Hackers Join In on Israel-Hamas War With Disruptive Cyberattacks

Cyber Security Threat Summary:
According to reports, several hacker groups have joined in on the Israel-Hamas conflict. State-sponsored threat actors have ramped up their cyber efforts, but so to have hacktivist groups supporting both sides of the war.

Pro-Hamas Attacks:
According to reports, the first hacktivist attacks were launched by Anonymous Sudan less than one hour after the first rockets were fired by Hamas. The group targeted emergency warning systems, and claimed to have taken down alerting applications in Israel. The Jerusalem Post, the largest English-language daily newspaper in Israel, was also allegedly targeted by Anonymous Sudan.

“A pro-Hamas group called Cyber Av3ngers targeted the Israel Independent System Operator (Noga), a power grid organization, claiming to have compromised its network and shut down its website. The group also targeted the Israel Electric Corporation, the largest supplier of electrical power in Israel and the Palestinian territories, as well as a power plant” (Security Week, 2023).

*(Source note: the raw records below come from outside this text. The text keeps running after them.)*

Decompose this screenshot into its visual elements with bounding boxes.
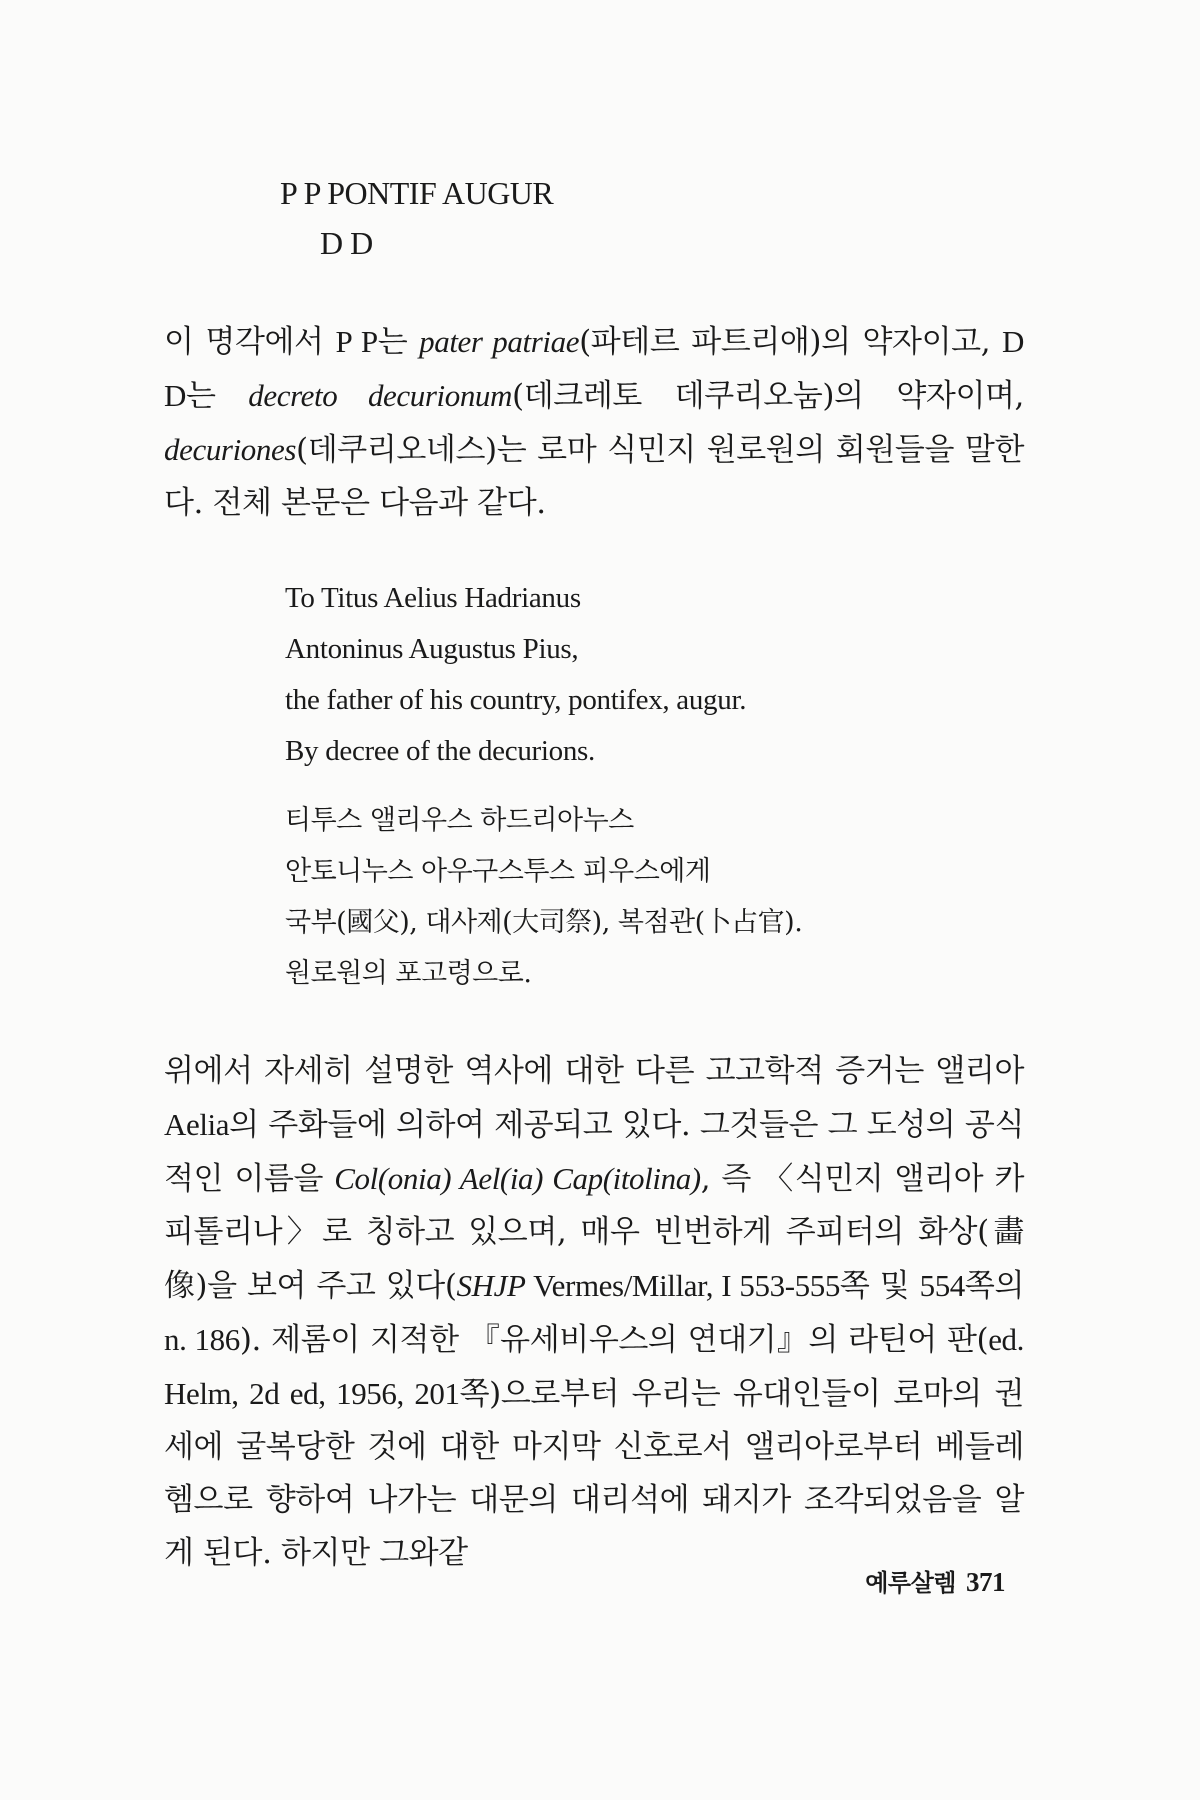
latin-term: decreto decurionum bbox=[248, 378, 513, 413]
korean-line: 원로원의 포고령으로. bbox=[285, 958, 532, 989]
text: (데쿠리오네스)는 로마 식민지 원로원의 회원들을 말한다. 전체 본문은 다음과 같다. bbox=[164, 432, 1024, 521]
english-line: the father of his country, pontifex, augur. bbox=[285, 684, 747, 716]
reference: ed. Helm, 2d ed, 1956, 201 bbox=[164, 1322, 1024, 1411]
reference: Vermes/Millar, I 553-555 bbox=[525, 1268, 840, 1303]
english-line: By decree of the decurions. bbox=[285, 735, 595, 767]
inscription bbox=[280, 168, 553, 268]
text: 의 주화들에 의하여 제공되고 있다. 그것들은 그 도성의 공식적인 이름을 bbox=[164, 1107, 1024, 1197]
text: 이 명각에서 bbox=[164, 324, 336, 360]
english-line: Antoninus Augustus Pius, bbox=[285, 633, 579, 665]
text: (데크레토 데쿠리오눔)의 약자이며, bbox=[512, 378, 1025, 414]
abbreviation-pp: P P bbox=[335, 324, 378, 359]
reference: 554 bbox=[919, 1268, 965, 1303]
page-footer bbox=[865, 1563, 1005, 1598]
korean-line: 국부(國父), 대사제(大司祭), 복점관(卜占官). bbox=[285, 907, 803, 938]
text: ). 제롬이 지적한 『유세비우스의 연대기』의 라틴어 판( bbox=[239, 1322, 989, 1358]
text: Aelia bbox=[164, 1107, 230, 1142]
page-number: 371 bbox=[966, 1567, 1005, 1597]
text: 는 bbox=[186, 378, 249, 414]
english-line: To Titus Aelius Hadrianus bbox=[285, 582, 581, 614]
reference-abbrev: SHJP bbox=[456, 1268, 526, 1303]
english-translation bbox=[285, 573, 746, 777]
korean-line: 안토니누스 아우구스투스 피우스에게 bbox=[285, 856, 711, 887]
text: 쪽)으로부터 우리는 유대인들이 로마의 권세에 굴복당한 것에 대한 마지막 신호로서 앨리아로부터 베들레헴으로 향하여 나가는 대문의 대리석에 돼지가 조각되었음을 알게 된다. 하지만 그와같 bbox=[164, 1376, 1024, 1571]
reference: n. 186 bbox=[164, 1322, 240, 1357]
running-title: 예루살렘 bbox=[865, 1569, 956, 1597]
inscription-line-1: P P PONTIF AUGUR bbox=[280, 175, 554, 211]
latin-term: Col(onia) Ael(ia) Cap(itolina) bbox=[334, 1161, 701, 1196]
inscription-line-2: D D bbox=[320, 225, 373, 261]
korean-line: 티투스 앨리우스 하드리아누스 bbox=[285, 805, 634, 836]
text: , 즉 〈식민지 앨리아 카피톨리나〉로 칭하고 있으며, 매우 빈번하게 주피터의 화상(畵像)을 보여 주고 있다( bbox=[164, 1161, 1024, 1304]
text: 쪽 및 bbox=[839, 1268, 920, 1304]
text: (파테르 파트리애)의 약자이고, bbox=[579, 324, 1003, 360]
text: 위에서 자세히 설명한 역사에 대한 다른 고고학적 증거는 앨리아 bbox=[164, 1053, 1024, 1089]
text: 쪽의 bbox=[964, 1268, 1024, 1304]
text: 는 bbox=[377, 324, 420, 360]
latin-term: pater patriae bbox=[419, 324, 580, 359]
paragraph-coin-evidence bbox=[164, 1045, 1024, 1580]
latin-term: decuriones bbox=[164, 432, 297, 467]
korean-translation bbox=[285, 795, 802, 999]
paragraph-inscription-explanation bbox=[164, 315, 1024, 530]
abbreviation-dd: D D bbox=[164, 324, 1025, 413]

The pro-Russian hacktivist group Killnet has also joined the fray, launching several attacks against Israeli government websites.

A Palestinian hack group called Ghosts of Palestine, have invited hackers from across the globe to attack private and public infrastructure in Israel and the United States.

Another group called Libyan Ghosts has started defacing small Israeli websites in support of Hamas.

“In most cases, these hacktivists have used distributed denial-of-service (DDoS) attacks to cause disruption. Some of them claimed to have caused significant disruption to their targets, but it’s not uncommon for hacktivists to exaggerate their claims. For instance, claims by Iran-linked and other hackers that they have launched a cyberattack on Israel’s Iron Dome air defense system are likely exaggerated” (Security Week, 2023). Killnet and Anonymous Sudan, which both have ties to Russia, have been known to launch more disruptive attacks. In the past they targeted major companies such as Microsoft, X (formerly Twitter), and Telegram with massive DDoS attacks.

In a report published last week, Microsoft said it had seen a wave of activity from a Gaza-based threat group named Storm-1133 aimed at Israeli organizations in the defense, energy and telecommunications sectors in early 2023. Microsoft believes the group “works to further the interests of Hamas”.

Pro-Israel Attacks:
A pro-Israel group called ThreatSec has compromised the infrastructure of Gaza-based ISP AlfaNet.

Pro-Israel hacktivists operating out of India, have also attacked Palestinian government websites, making some of them inaccessible.

A group named Garuna has announced its support for Israel, and TeamHDP has targeted the websites of Hamas and the Islamic University of Gaza.

Security Officer Comments:
We expect cyber attacks from both sides to continue to escalate as the war continues. DDoS attacks are commonly used, but more destructive cyber attacks, especially those aimed at critical infrastructure are likely.

Disinformation campaigns may be leverage by both sides. Automated responses and false stories will appear on social media in an attempt to sway public opinion and support. These stories may spread rapidly and are difficult to defend against or refute.

Be aware that the high-profile nature of these events will be used by cybercriminals in phishing and scam based campaigns. We have seen this with other global events. Be wary of donating to any causes, as cybercriminals will steal funds, and leverage the war as a means to trick victims into sending funds to phony support groups.